Rainforest Nut Coconut Curry
Nuts To You Rainforest Nut Butter with Coconut, made from Brazil nuts, cashews, and whole coconut, makes this Indian-inspired curry taste nutty, rich and delicious!
- 1½ lbs skinless, boneless chicken breast, cubed (OR 375g paneer, cubed + 1 cup frozen peas)
- 2 tbsp oil
- 1-2 cinnamon sticks (1 inch piece)
- 5-6 whole black peppercorns
- 2-3 bay leaves
- 1 onion
- ½ cup crushed tomatoes (OR 2 medium ripe tomatoes)
- 2 tbsp Arvinda's Curry Masala (OR curry powder)
- ½-1 tsp salt (use 1 tsp for chicken, 1/2 tsp for paneer, to taste)
- 1 can coconut milk (400 ml)
- ¼ cup Nuts To You Rainforest Nut Butter with Coconut
- 2 tbsp cilantro, finely chopped (to garnish)
- In a food processor, purée the onion, tomatoes, curry masala, and salt into a fine paste.
- In a large pot, heat the oil on medium-high heat, and once heated, add in the cinnamon sticks and peppercorns. Gently sauté for one minute until fragrant, and then add in the bay leaves and sauté for a few seconds.
- Reduce the heat to medium. Add in the onion-tomato purée, stirring until it has reduced into a to a thick paste (about 10-15 minutes). Pay close attention while reducing to make sure it doesn't burn.
- Add in the chicken and coat it well with the paste. Once coated, sear the chicken in the pot until it is thoroughly cooked through. (If you're using paneer, do not add it at this stage; simply skip to next step.)

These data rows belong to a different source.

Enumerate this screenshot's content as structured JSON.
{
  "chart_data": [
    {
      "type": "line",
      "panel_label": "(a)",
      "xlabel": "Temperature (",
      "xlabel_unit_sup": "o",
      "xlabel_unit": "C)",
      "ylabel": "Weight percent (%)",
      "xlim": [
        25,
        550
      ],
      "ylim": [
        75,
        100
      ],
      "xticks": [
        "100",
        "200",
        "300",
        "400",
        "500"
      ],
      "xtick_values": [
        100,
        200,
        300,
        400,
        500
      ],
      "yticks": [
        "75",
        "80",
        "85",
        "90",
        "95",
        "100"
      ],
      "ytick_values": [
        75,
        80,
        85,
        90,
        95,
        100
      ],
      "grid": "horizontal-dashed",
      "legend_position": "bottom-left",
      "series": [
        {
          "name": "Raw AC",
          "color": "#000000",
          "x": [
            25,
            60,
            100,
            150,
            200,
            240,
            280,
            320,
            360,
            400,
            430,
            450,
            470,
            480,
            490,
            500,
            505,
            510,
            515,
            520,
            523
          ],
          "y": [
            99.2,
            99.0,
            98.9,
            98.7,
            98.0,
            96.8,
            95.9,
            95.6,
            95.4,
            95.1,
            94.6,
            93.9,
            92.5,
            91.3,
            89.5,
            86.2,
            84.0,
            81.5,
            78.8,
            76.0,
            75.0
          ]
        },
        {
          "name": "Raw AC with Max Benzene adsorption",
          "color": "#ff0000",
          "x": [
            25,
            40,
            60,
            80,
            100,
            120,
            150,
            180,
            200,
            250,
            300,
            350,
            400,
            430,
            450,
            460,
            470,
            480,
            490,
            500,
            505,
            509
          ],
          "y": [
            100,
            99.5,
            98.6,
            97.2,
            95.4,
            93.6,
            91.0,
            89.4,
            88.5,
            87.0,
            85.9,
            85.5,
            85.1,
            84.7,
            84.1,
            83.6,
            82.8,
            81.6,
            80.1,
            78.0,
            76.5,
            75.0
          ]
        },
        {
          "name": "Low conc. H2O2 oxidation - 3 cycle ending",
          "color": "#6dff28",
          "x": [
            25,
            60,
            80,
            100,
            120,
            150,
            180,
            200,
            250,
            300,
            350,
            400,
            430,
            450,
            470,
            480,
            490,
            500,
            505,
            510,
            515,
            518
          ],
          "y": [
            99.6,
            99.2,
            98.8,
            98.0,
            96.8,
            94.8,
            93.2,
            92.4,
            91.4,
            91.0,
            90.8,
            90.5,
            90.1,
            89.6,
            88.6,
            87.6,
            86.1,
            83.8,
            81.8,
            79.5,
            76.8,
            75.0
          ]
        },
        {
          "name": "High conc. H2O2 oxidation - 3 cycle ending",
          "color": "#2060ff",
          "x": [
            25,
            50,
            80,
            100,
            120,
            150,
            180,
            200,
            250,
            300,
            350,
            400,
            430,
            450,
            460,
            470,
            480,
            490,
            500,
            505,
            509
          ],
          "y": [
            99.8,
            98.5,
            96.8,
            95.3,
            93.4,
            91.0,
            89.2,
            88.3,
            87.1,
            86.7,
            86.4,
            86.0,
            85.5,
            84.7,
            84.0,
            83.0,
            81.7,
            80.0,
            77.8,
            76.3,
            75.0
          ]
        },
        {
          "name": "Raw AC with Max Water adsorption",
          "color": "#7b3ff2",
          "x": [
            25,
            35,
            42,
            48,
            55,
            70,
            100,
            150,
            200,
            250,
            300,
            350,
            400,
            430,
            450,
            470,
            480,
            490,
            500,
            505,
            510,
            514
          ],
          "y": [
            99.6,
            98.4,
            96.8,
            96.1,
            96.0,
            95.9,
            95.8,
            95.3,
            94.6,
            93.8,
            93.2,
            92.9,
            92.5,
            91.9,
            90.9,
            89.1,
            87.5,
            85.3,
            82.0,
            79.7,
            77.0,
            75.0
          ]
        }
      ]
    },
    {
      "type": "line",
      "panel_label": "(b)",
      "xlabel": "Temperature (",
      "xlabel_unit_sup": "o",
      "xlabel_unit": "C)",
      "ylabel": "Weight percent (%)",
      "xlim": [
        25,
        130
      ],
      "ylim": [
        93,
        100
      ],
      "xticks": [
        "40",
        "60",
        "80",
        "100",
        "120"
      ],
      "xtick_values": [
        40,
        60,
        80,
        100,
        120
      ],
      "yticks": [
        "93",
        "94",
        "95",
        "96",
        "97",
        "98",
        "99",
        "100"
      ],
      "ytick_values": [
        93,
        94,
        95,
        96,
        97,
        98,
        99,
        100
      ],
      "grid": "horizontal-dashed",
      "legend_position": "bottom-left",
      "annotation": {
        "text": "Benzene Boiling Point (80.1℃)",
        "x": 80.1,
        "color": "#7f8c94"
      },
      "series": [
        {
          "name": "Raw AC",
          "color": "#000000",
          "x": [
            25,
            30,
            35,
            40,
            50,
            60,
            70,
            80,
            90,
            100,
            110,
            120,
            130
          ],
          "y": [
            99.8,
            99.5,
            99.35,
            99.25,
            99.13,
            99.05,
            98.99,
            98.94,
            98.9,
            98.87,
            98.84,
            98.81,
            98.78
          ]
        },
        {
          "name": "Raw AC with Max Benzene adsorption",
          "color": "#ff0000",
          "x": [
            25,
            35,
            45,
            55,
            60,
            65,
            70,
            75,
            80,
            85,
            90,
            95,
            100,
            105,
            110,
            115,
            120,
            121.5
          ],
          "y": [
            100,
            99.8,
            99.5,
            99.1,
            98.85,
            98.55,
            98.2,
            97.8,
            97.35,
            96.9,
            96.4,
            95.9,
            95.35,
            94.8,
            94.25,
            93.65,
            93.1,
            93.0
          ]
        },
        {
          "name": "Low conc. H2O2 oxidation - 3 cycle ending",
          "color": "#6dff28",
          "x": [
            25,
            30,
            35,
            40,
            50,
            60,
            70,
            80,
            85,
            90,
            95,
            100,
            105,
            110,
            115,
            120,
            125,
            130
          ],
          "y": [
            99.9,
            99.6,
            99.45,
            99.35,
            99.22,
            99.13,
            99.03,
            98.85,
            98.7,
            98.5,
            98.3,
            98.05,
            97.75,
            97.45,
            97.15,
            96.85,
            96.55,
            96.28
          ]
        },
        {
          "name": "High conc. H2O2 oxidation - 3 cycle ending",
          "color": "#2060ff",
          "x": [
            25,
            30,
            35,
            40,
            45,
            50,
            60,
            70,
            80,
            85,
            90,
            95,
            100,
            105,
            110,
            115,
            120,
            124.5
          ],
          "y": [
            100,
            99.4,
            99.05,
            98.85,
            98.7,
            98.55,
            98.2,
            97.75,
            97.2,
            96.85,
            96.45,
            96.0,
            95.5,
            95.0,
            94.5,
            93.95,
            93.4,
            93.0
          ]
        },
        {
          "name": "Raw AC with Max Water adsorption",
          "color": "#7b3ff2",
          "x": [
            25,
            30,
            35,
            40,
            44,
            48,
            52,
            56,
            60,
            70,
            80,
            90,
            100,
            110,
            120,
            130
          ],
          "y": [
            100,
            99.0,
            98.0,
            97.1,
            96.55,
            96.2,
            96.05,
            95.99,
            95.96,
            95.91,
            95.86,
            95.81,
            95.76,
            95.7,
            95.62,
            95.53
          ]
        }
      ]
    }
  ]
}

- Stir in the coconut milk, reduce the heat and gently simmer for 10 minutes. If the sauce gets too thick, add some water to thin it out. (If you're using paneer, add in the peas at this step. Let it cook for a couple minutes and then add the paneer and coat with curry sauce.)
- Gently fold the Nuts To You Rainforest Nut Butter with Coconut into the dish.
- Garnish with a sprinkling of cilantro.
- Serve immediately and enjoy!
Modify this recipe using boneless lamb, paneer or tofu. Choose any Nuts To You nut or seed butter and it will be equally delicious. Serve with rice.